Use of the human bake oven fell out of popularity by the late 1930s to 1940s. The human bake oven, under the name Tallerman's apparatus, still appeared in the Dorland's Illustrated Medical Dictionary as late as 1965.

==Treatments==
While the Human Bake oven was mainly aimed to treat joint issues, the manufacturer claimed numerous other health benefits. The oven was claimed to help with gastrointestinal issues such as constipation and irritable bowel syndrome. It also allegedly helped with dermal issues such as skin disease, open sores, and ulcers. It was also used to treat heart issues such as heart arrhythmia and heart failure. The oven was also used in the treatment of kidney issues, bladder issues, irregular blood pressure, malnutrition, diabetes, and obesity, flat feet, hay fever, Bright's disease, edema, tonsillitis, gangrene, and pre-eclampsia in pregnant woman. The oven was also used in the treatment of lung related issues such as asthma and tuberculosis. Sanatoriums sometimes had in hospital human bake ovens to help with the treatment of TB patients, particularly those suffering with joint stiffness.

== Application and use ==
The human bake oven resembled an iron lung in appearance, consisting of a large metal cylinder and wooden extensions at both sides for the head and feet, respectively. The metal was heated through the use of Bunsen burners. The patient's body was protected from being burned by the metal through the use of cork ribs inside the cylinder. The temperature used in the machine was on average 138°C (280°F) but sometimes temperatures as high as 204°C (400°F) could be employed. Though the maximum temperature tolerable for any lengthy period of time is 112°C (237°F), the hospital test in 1894 supposedly demonstrated that temperatures of up to 148°C (298°F) could be used in the bake oven without patients experiencing any "inconvenience".
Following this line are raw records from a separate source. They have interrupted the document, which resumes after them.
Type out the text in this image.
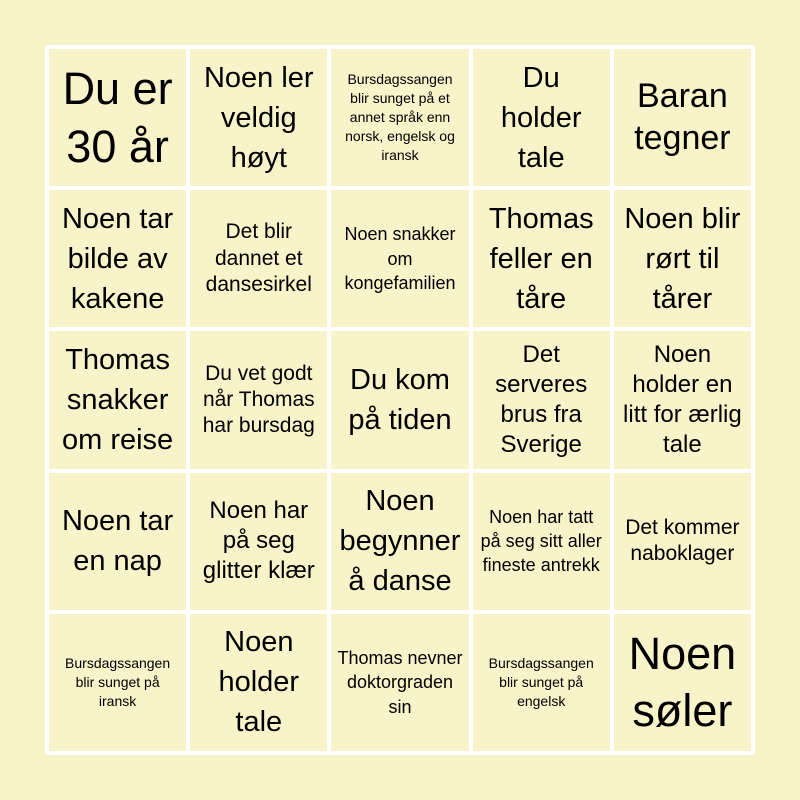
Du er 30 år
Noen ler veldig høyt
Bursdagssangen blir sunget på et annet språk enn norsk, engelsk og iransk
Du holder tale
Baran tegner
Noen tar bilde av kakene
Det blir dannet et dansesirkel
Noen snakker om kongefamilien
Thomas feller en tåre
Noen blir rørt til tårer
Thomas snakker om reise
Du vet godt når Thomas har bursdag
Du kom på tiden
Det serveres brus fra Sverige
Noen holder en litt for ærlig tale
Noen tar en nap
Noen har på seg glitter klær
Noen begynner å danse
Noen har tatt på seg sitt aller fineste antrekk
Det kommer naboklager
Bursdagssangen blir sunget på iransk
Noen holder tale
Thomas nevner doktorgraden sin
Bursdagssangen blir sunget på engelsk
Noen søler
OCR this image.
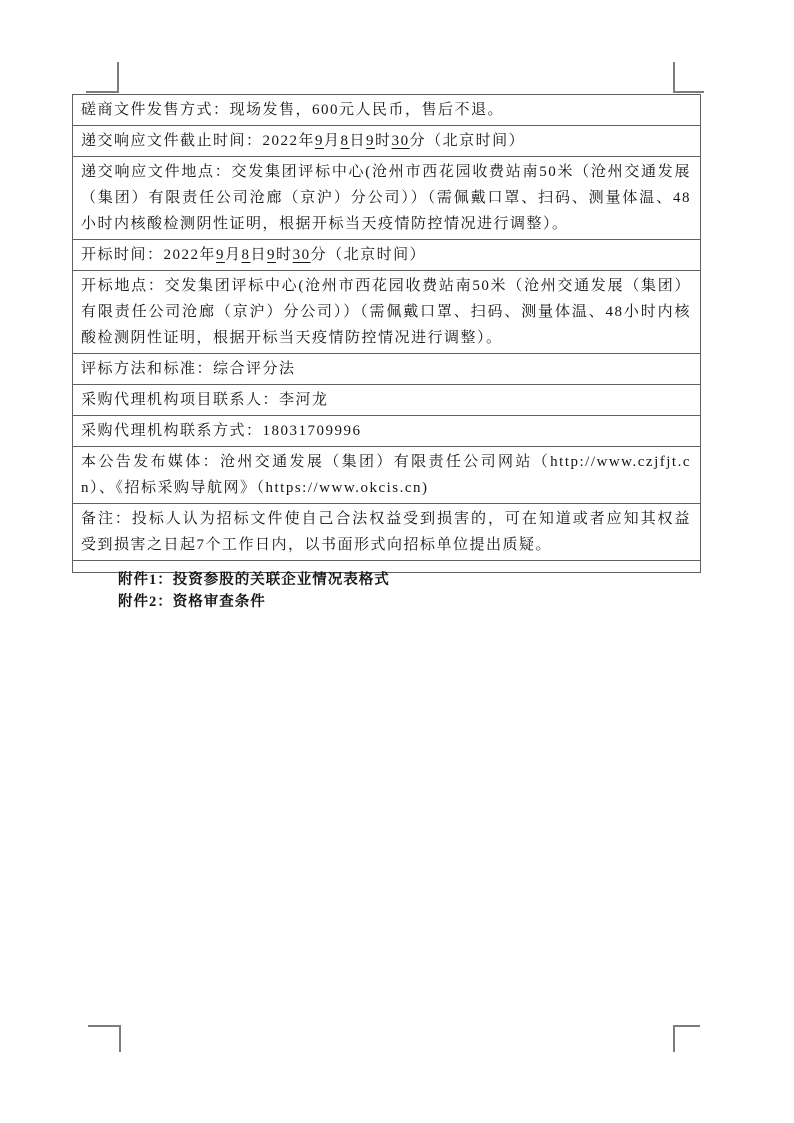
磋商文件发售方式：现场发售，600元人民币，售后不退。
递交响应文件截止时间：2022年9月8日9时30分（北京时间）
递交响应文件地点：交发集团评标中心(沧州市西花园收费站南50米（沧州交通发展（集团）有限责任公司沧廊（京沪）分公司））（需佩戴口罩、扫码、测量体温、48小时内核酸检测阴性证明，根据开标当天疫情防控情况进行调整）。
开标时间：2022年9月8日9时30分（北京时间）
开标地点：交发集团评标中心(沧州市西花园收费站南50米（沧州交通发展（集团）有限责任公司沧廊（京沪）分公司））（需佩戴口罩、扫码、测量体温、48小时内核酸检测阴性证明，根据开标当天疫情防控情况进行调整）。
评标方法和标准：综合评分法
采购代理机构项目联系人：李河龙
采购代理机构联系方式：18031709996
本公告发布媒体：沧州交通发展（集团）有限责任公司网站（http://www.czjfjt.cn）、《招标采购导航网》（https://www.okcis.cn)
备注：投标人认为招标文件使自己合法权益受到损害的，可在知道或者应知其权益受到损害之日起7个工作日内，以书面形式向招标单位提出质疑。

附件1：投资参股的关联企业情况表格式
附件2：资格审查条件
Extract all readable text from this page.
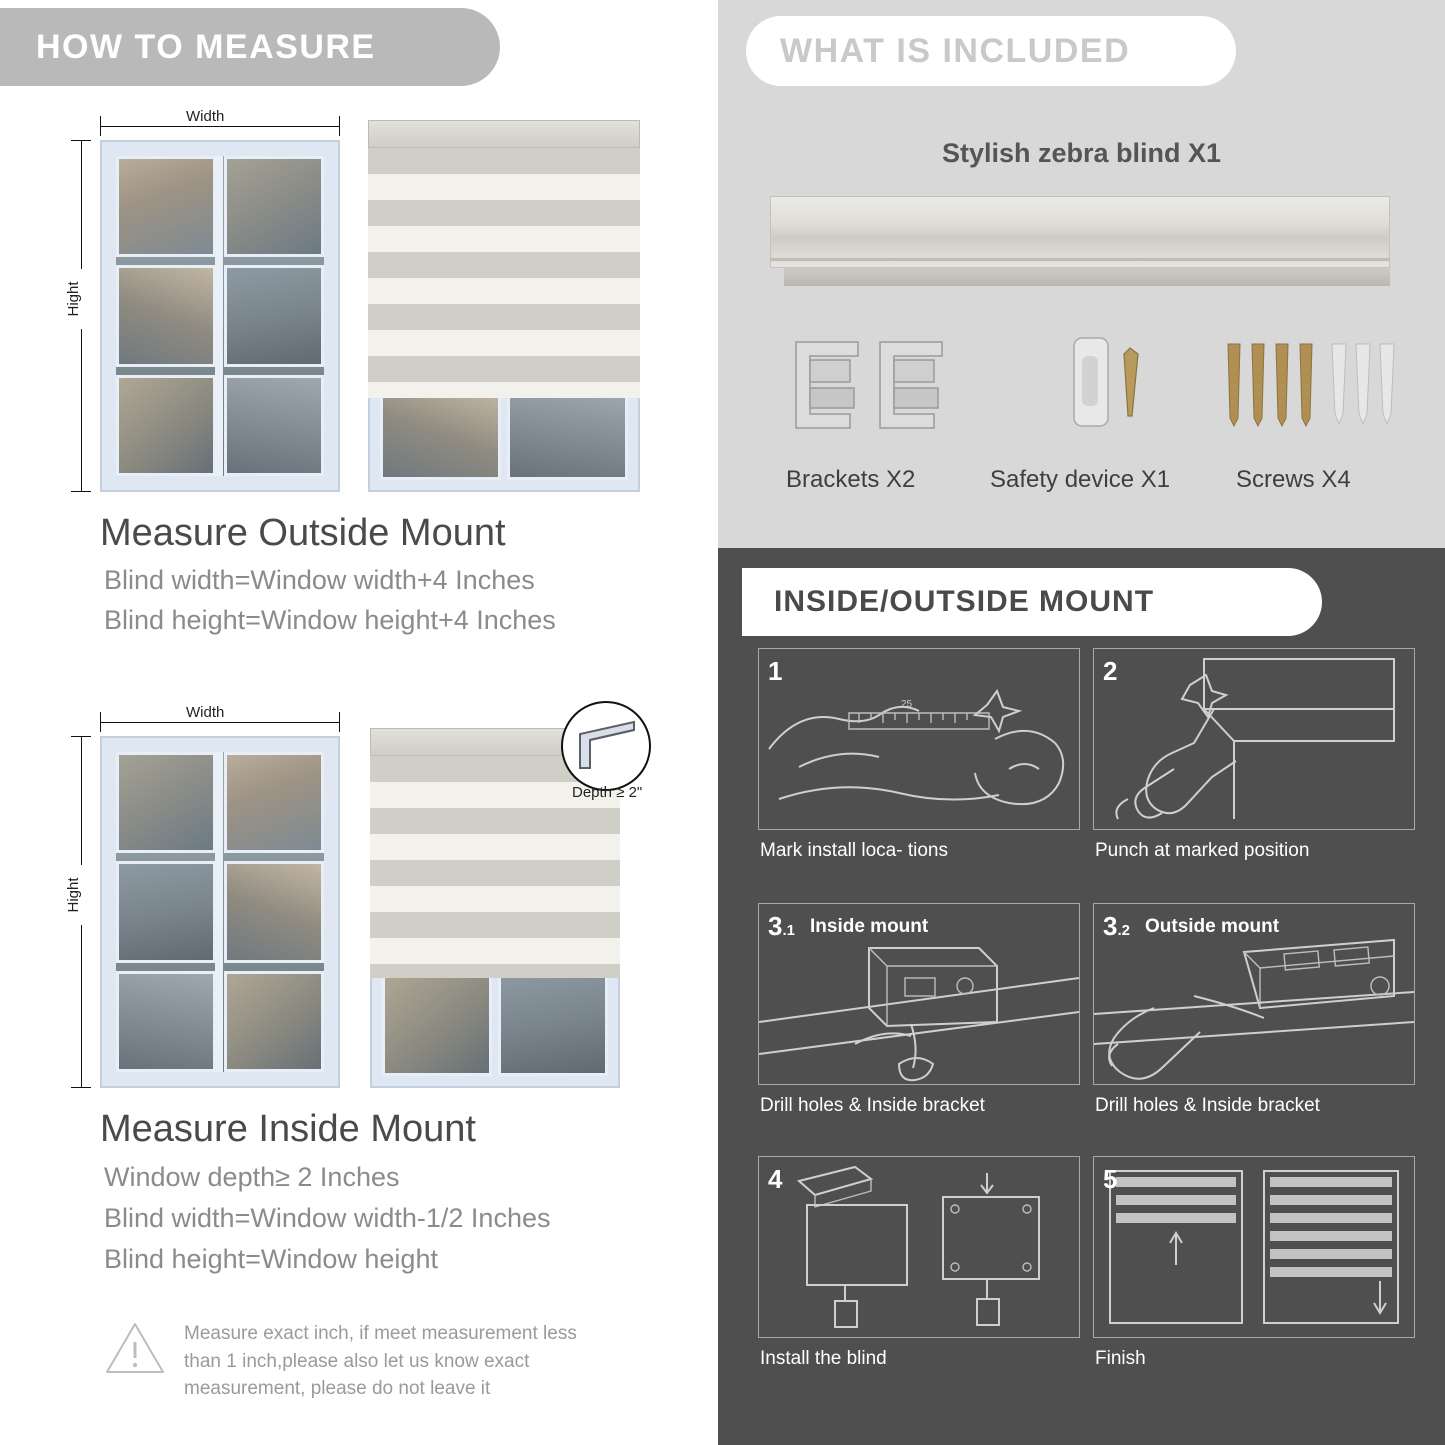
HOW TO MEASURE
Width
Hight
Measure Outside Mount
Blind width=Window width+4 Inches
Blind height=Window height+4 Inches
Width
Hight
Depth ≥ 2"
Measure Inside Mount
Window depth≥ 2 Inches
Blind width=Window width-1/2 Inches
Blind height=Window height
Measure exact inch, if meet measurement less
than 1 inch,please also let us know exact
measurement, please do not leave it
WHAT IS INCLUDED
Stylish zebra blind X1
Brackets X2	Safety device X1	Screws X4
INSIDE/OUTSIDE MOUNT
25
1
Mark install loca- tions
2
Punch at marked position
3.1 Inside mount
Drill holes & Inside bracket
3.2 Outside mount
Drill holes & Inside bracket
4
Install the blind
5
Finish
Some patients reportedly began feeling that they were being roasted alive and experienced their hearts thumping rapidly while undergoing treatment in bake ovens. Northrop's 1900 pamphlet described the sensation as follows:

When the heat is first turned on the patient experiences no sensations other than mild warmth. … Up to about 150deg. Fahr. [66°C] little inconvenience is felt. Then the patient becomes thirsty. … When 180deg. [82°C] have been registered … the patient feels thousands of tiny streams of heat impinging against his body … the lower extremities now become somewhat numb … At 200deg. [93°C] one experiences a dreamy sensation, and from this point up to 280deg. [138°C] the baking experience is really quite pleasant.